The ministry is of the opinion that it is only a handful of firebrand Rehoboth Basters who are against the bill, and that the majority of residents in the area will embrace it.

!Naruseb said the new bill emanates from challenges experienced with regard to agricultural land held under undivided shares and its application in the implementation of the land tax.

He said the land registration system proposed within the Deeds Bill would facilitate land transfers, secure tenure and provide consistency.

"A tentative effort has been made within the legislation to ensure that people's land rights are properly registered and secured," !Naruseb assured.

But the Baster community under the Kapteinsraad is of the opinion that the Basters have been deprived of their land and rights to self-administration and self-determination, with large-scale alienation of property.

McNab said the current government in power since independence has never acknowledged the Kapteinsraad, and has taken unilateral decisions that are not informed by land ownership patterns under the Ancestral Laws [Voorvaderlike Wette] of the area and have resulted in "incalculable damage".

McNab said the government has deprived residents of the Rehoboth 'gebied' of their right to self-administration and self-determination, investments with commercial banks, budgetary administration, and all movable and immovable property.

He said even an insurance policy with Old Mutual taken out by the former Kaptein Hans Diergaardt and a member of the Kapteinsraad for the benefit of the Baster community was appropriated.

"Projects worth millions of dollars were allowed to run aground," McNab said.

Quoting a legal opinion made some time back, he said Government's decision to revoke the self-determination of the Baster community has led to the death of Rehoboth, amounting to genocide in terms of the Genocide Convention of 1948.

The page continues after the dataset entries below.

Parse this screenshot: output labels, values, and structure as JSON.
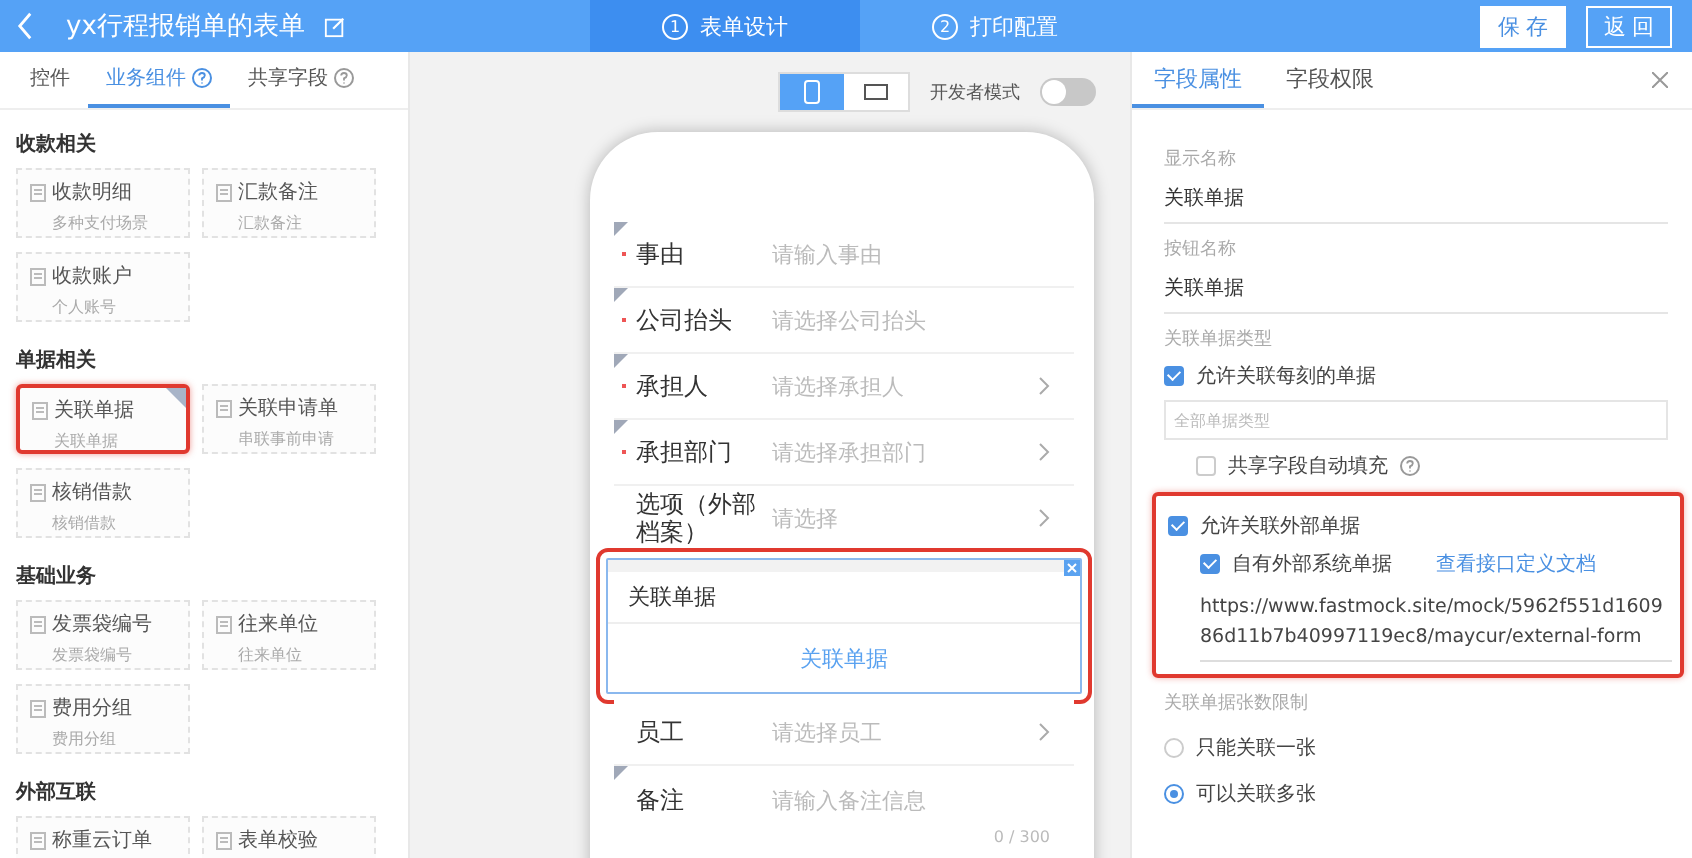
{
  "header": {
    "title": "yx行程报销单的表单",
    "steps": [
      {
        "number": "1",
        "label": "表单设计",
        "selected": true
      },
      {
        "number": "2",
        "label": "打印配置",
        "selected": false
      }
    ],
    "buttons": [
      {
        "label": "保 存",
        "kind": "primary"
      },
      {
        "label": "返 回",
        "kind": "outline"
      }
    ]
  },
  "palette": {
    "tabs": [
      {
        "label": "控件",
        "selected": false,
        "help": false
      },
      {
        "label": "业务组件",
        "selected": true,
        "help": true
      },
      {
        "label": "共享字段",
        "selected": false,
        "help": true
      }
    ],
    "sections": [
      {
        "title": "收款相关",
        "items": [
          {
            "title": "收款明细",
            "subtitle": "多种支付场景",
            "selected": false,
            "highlighted": false
          },
          {
            "title": "汇款备注",
            "subtitle": "汇款备注",
            "selected": false,
            "highlighted": false
          },
          {
            "title": "收款账户",
            "subtitle": "个人账号",
            "selected": false,
            "highlighted": false
          }
        ]
      },
      {
        "title": "单据相关",
        "items": [
          {
            "title": "关联单据",
            "subtitle": "关联单据",
            "selected": true,
            "highlighted": true
          },
          {
            "title": "关联申请单",
            "subtitle": "串联事前申请",
            "selected": false,
            "highlighted": false
          },
          {
            "title": "核销借款",
            "subtitle": "核销借款",
            "selected": false,
            "highlighted": false
          }
        ]
      },
      {
        "title": "基础业务",
        "items": [
          {
            "title": "发票袋编号",
            "subtitle": "发票袋编号",
            "selected": false,
            "highlighted": false
          },
          {
            "title": "往来单位",
            "subtitle": "往来单位",
            "selected": false,
            "highlighted": false
          },
          {
            "title": "费用分组",
            "subtitle": "费用分组",
            "selected": false,
            "highlighted": false
          }
        ]
      },
      {
        "title": "外部互联",
        "items": [
          {
            "title": "称重云订单",
            "selected": false,
            "highlighted": false
          },
          {
            "title": "表单校验",
            "selected": false,
            "highlighted": false
          }
        ]
      }
    ]
  },
  "canvas": {
    "devices": [
      {
        "kind": "phone",
        "selected": true
      },
      {
        "kind": "desktop",
        "selected": false
      }
    ],
    "dev_mode": {
      "label": "开发者模式",
      "on": false
    },
    "fields": [
      {
        "kind": "input",
        "label": "事由",
        "placeholder": "请输入事由",
        "required": true,
        "arrow": false
      },
      {
        "kind": "input",
        "label": "公司抬头",
        "placeholder": "请选择公司抬头",
        "required": true,
        "arrow": false
      },
      {
        "kind": "input",
        "label": "承担人",
        "placeholder": "请选择承担人",
        "required": true,
        "arrow": true
      },
      {
        "kind": "input",
        "label": "承担部门",
        "placeholder": "请选择承担部门",
        "required": true,
        "arrow": true
      },
      {
        "kind": "input",
        "label": "选项（外部档案）",
        "placeholder": "请选择",
        "required": false,
        "arrow": true
      },
      {
        "kind": "related",
        "label": "关联单据",
        "button": "关联单据",
        "selected": true,
        "highlighted": true
      },
      {
        "kind": "input",
        "label": "员工",
        "placeholder": "请选择员工",
        "required": false,
        "arrow": true
      },
      {
        "kind": "textarea",
        "label": "备注",
        "placeholder": "请输入备注信息",
        "counter": "0 / 300",
        "required": false
      }
    ]
  },
  "properties": {
    "tabs": [
      {
        "label": "字段属性",
        "selected": true
      },
      {
        "label": "字段权限",
        "selected": false
      }
    ],
    "display_name": {
      "label": "显示名称",
      "value": "关联单据"
    },
    "button_name": {
      "label": "按钮名称",
      "value": "关联单据"
    },
    "type_label": "关联单据类型",
    "allow_any": {
      "label": "允许关联每刻的单据",
      "checked": true
    },
    "type_select": {
      "placeholder": "全部单据类型"
    },
    "shared_autofill": {
      "label": "共享字段自动填充",
      "checked": false
    },
    "external": {
      "highlighted": true,
      "allow": {
        "label": "允许关联外部单据",
        "checked": true
      },
      "own": {
        "label": "自有外部系统单据",
        "checked": true
      },
      "doc_link": "查看接口定义文档",
      "url": "https://www.fastmock.site/mock/5962f551d160986d11b7b40997119ec8/maycur/external-form"
    },
    "limit_label": "关联单据张数限制",
    "limits": [
      {
        "label": "只能关联一张",
        "selected": false
      },
      {
        "label": "可以关联多张",
        "selected": true
      }
    ]
  }
}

One of the outcomes of the alienation of rights, said McNab, is the prevailing chaos at Groot Aub, once part of the Rehoboth 'gebied', where "Baster land is being sold left and right".

"There is no respect for private property anymore," he said, charging that officials are uninformed and incompetent.

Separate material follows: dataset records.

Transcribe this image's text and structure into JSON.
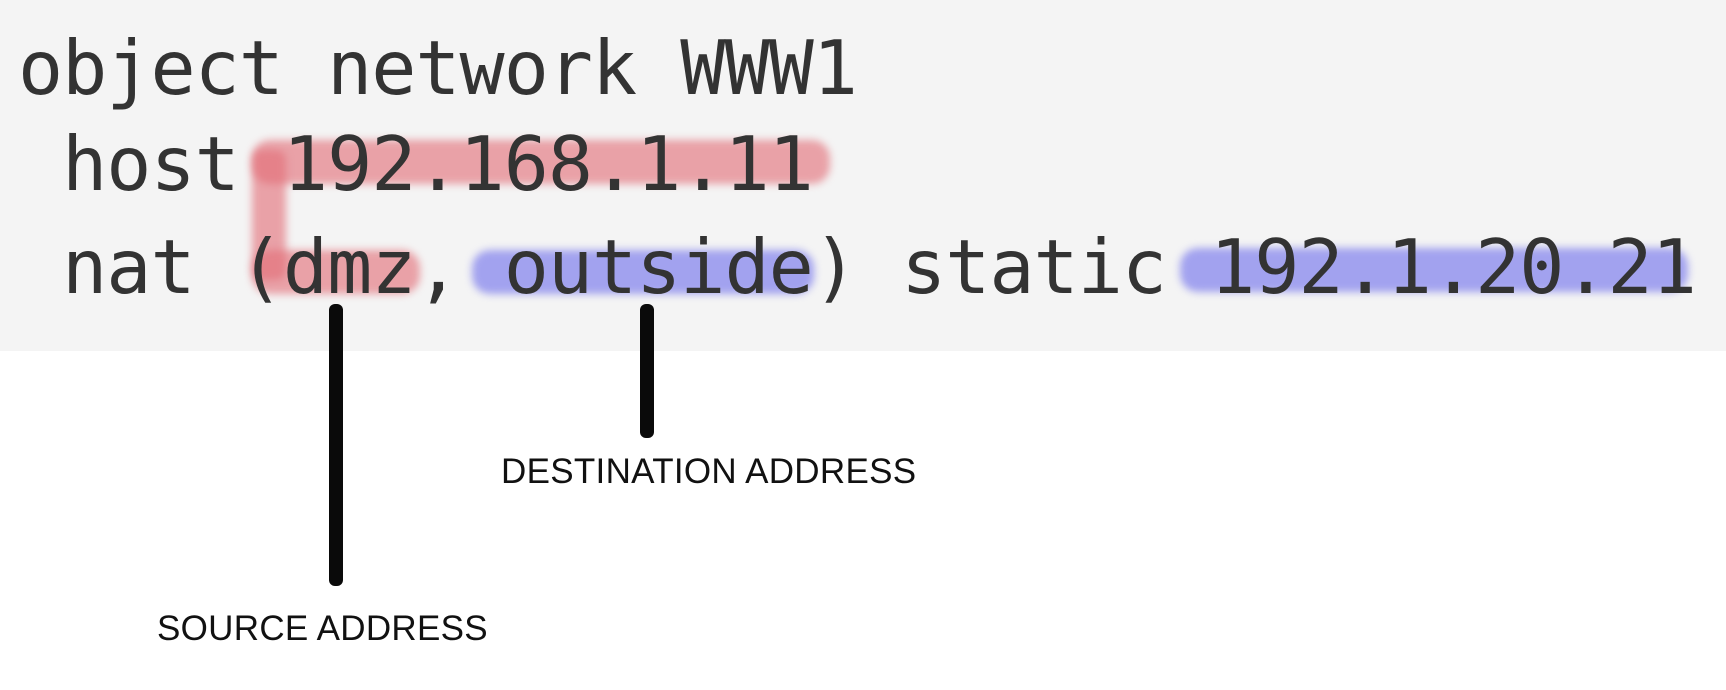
{
  "code": {
    "line1": "object network WWW1",
    "line2": " host 192.168.1.11",
    "line3": " nat (dmz, outside) static 192.1.20.21"
  },
  "annotations": {
    "source_label": "SOURCE ADDRESS",
    "destination_label": "DESTINATION ADDRESS"
  },
  "colors": {
    "code_background": "#f4f4f4",
    "source_highlight": "#e26e78",
    "destination_highlight": "#7070ec",
    "text": "#333333"
  }
}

"The place is dirty and unhygienic and steadily becomes a breeding ground for crime, corruption and other evils. The most important reason for this is that political office bearers and officials are not called to order and are not being disciplined."

He said conditions at Rehoboth are no different from the mayhem at Groot Aub.

"If that is the only reason why our land was taken away, then it does not make any sense. The government of the day should be held accountable," he said.

"We want everything back your government has taken away from us. The full restitution of what was taken from us. With the best intentions in the world I cannot give my cooperation on the request for one constitution for Namibia, not before there is rectification of our grievances. We are no longer asking; we are now demanding what belongs to us."